The legislation, if enacted, would be the furthest-reaching in the nation.

“Our concern is the people opting out will of course be the dishonest people,” says Jon Hurst, president of the Retailers Association of Massachusetts in Boston, which is leading a diverse coalition of companies opposing the bill. The bill also would allow people to close their credit bureau files to prevent “identity theft,” in which criminals misappropriate people’s identities to run up credit card charges.

Mr. Hurst says that would prevent retailers from issuing instant credit cards and would slow credit approvals to renters and car buyers, among other problems.

The bill also would force companies doing business in the state to change their procedures for Massachusetts residents.

“You are talking about potentially a crazy quilt here if a lot of states do this, and a totally separate system for the state of Massachusetts,” Mr. Hurst says.

David Veator, acting director of the Massachusetts Office of Consumer Affairs and Business Regulation, dismisses the concern about bad actors shutting off credit reports.
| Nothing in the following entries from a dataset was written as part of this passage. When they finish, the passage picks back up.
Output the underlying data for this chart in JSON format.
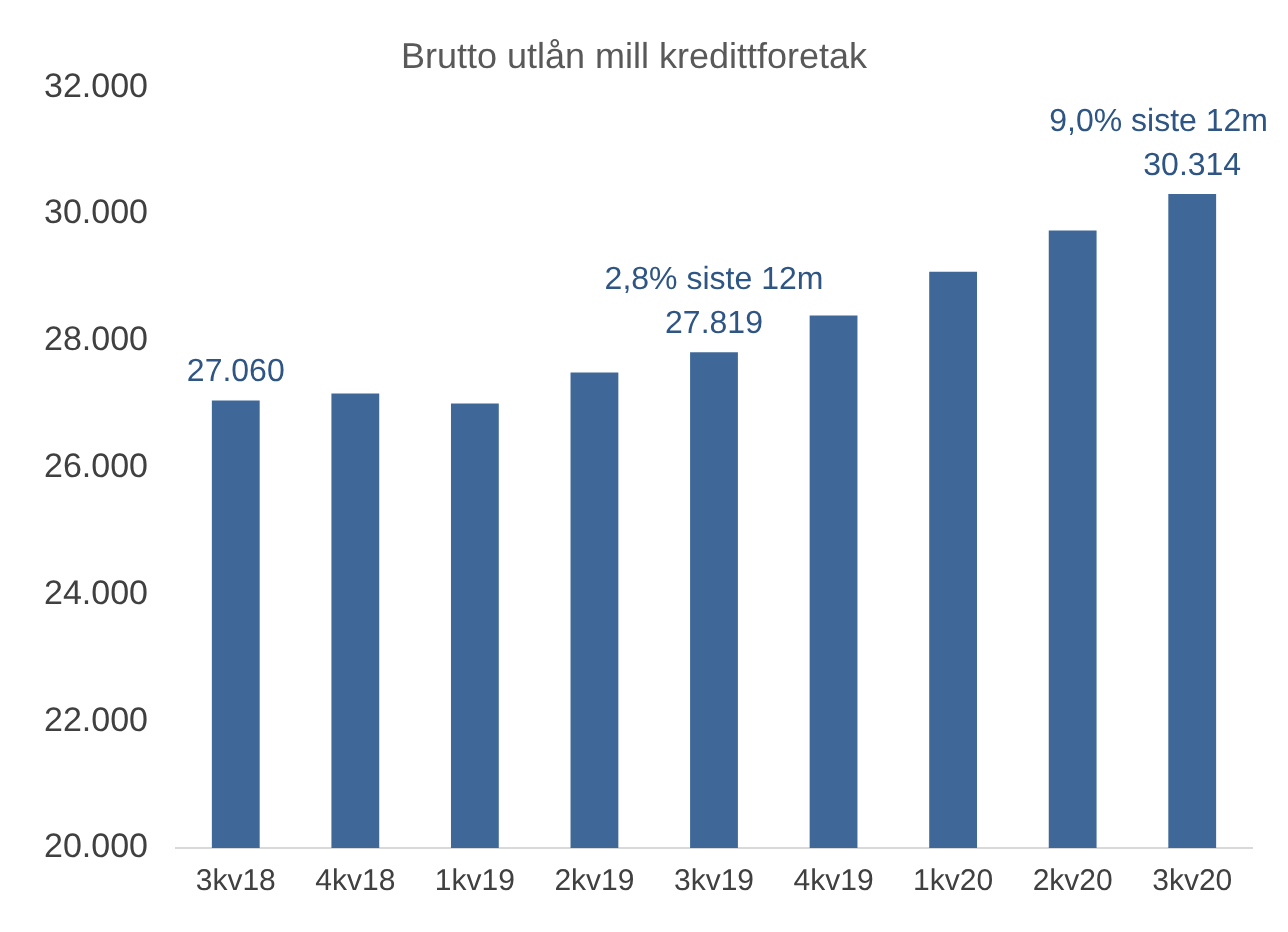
{
  "chart_data": {
    "type": "bar",
    "title": "Brutto utlån mill kredittforetak",
    "categories": [
      "3kv18",
      "4kv18",
      "1kv19",
      "2kv19",
      "3kv19",
      "4kv19",
      "1kv20",
      "2kv20",
      "3kv20"
    ],
    "values": [
      27060,
      27170,
      27010,
      27500,
      27819,
      28400,
      29090,
      29740,
      30314
    ],
    "value_labels": [
      "27.060",
      null,
      null,
      null,
      "27.819",
      null,
      null,
      null,
      "30.314"
    ],
    "annotations": [
      {
        "text": "2,8% siste 12m",
        "x": "3kv19",
        "y": 27819
      },
      {
        "text": "9,0% siste 12m",
        "x": "3kv20",
        "y": 30314
      }
    ],
    "color": "#3f6899",
    "ylim": [
      20000,
      32000
    ],
    "yticks": [
      {
        "value": 20000,
        "label": "20.000"
      },
      {
        "value": 22000,
        "label": "22.000"
      },
      {
        "value": 24000,
        "label": "24.000"
      },
      {
        "value": 26000,
        "label": "26.000"
      },
      {
        "value": 28000,
        "label": "28.000"
      },
      {
        "value": 30000,
        "label": "30.000"
      },
      {
        "value": 32000,
        "label": "32.000"
      }
    ],
    "grid": false,
    "legend": false
  }
}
“That decision could be made by each consumer with the full knowledge that if you close your credit file, you’re not going to get any more credit.” He said it was aimed at older people who have few credit needs and who may be targeted by thieves.
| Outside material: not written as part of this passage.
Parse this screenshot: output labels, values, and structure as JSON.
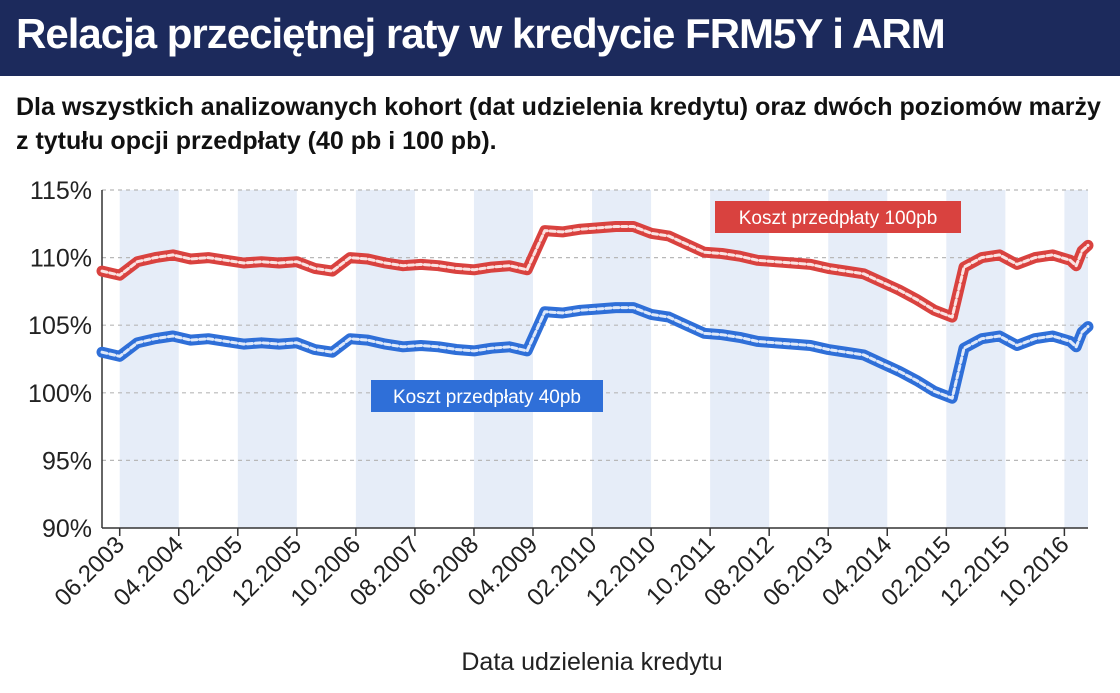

Speaking of the bill, Mr. Veator says, “The idea is that consumers who are undertaking a transaction with one entity don’t have an expectation that that entity is going to be sharing that information with some other entity. The consumer should have the right to control what happens to their information.”

The Wisconsin bill would prohibit financial companies from sharing information about customers without even allowing them to permit such sharing.

pie in the sky?

“It’s unrealistic,” says the Bankers Association’s Mr. Bauer. “It shows a complete lack of understanding of how a bank or the financial industry works.” Unlike the other bills, this legislation appears to be stalled in the Republican assembly.

But, Mr. Bauer predicts, “We’re going to have many more than this.”

A bill introduced in California would require businesses to get permission from customers before releasing any information to affiliates or other companies.

James Clark, vice president of state government relations at the California Bankers Association in Sacramento, says that would hit banks particularly hard because they are required by law to separate subsidiaries within financial holding companies.

He also thinks the problem has been overblown. “If I’m doing business with Bank of America, I don’t think most people are offended when they receive a solicitation from Bank of America.”

He also thinks a single federal standard should be enacted because businesses are “operating in an interstate environment now. Do you really want each state adopting a separate standard so you have this compliance nightmare?”

Regardless of the bill’s language, Steve Judge, senior vice president of government affairs at the Securities Industry Association in Washington, argues that the federal legislation “doesn’t make it any worse than it already was… The states have always been able to enact privacy standards that govern transactions within their own state.”

He also says the federal legislation “gives the industry a very good argument to make in state capitals, an argument they didn’t have before, that the federal government has already taken a look at this and the states don’t need to pass legislation.”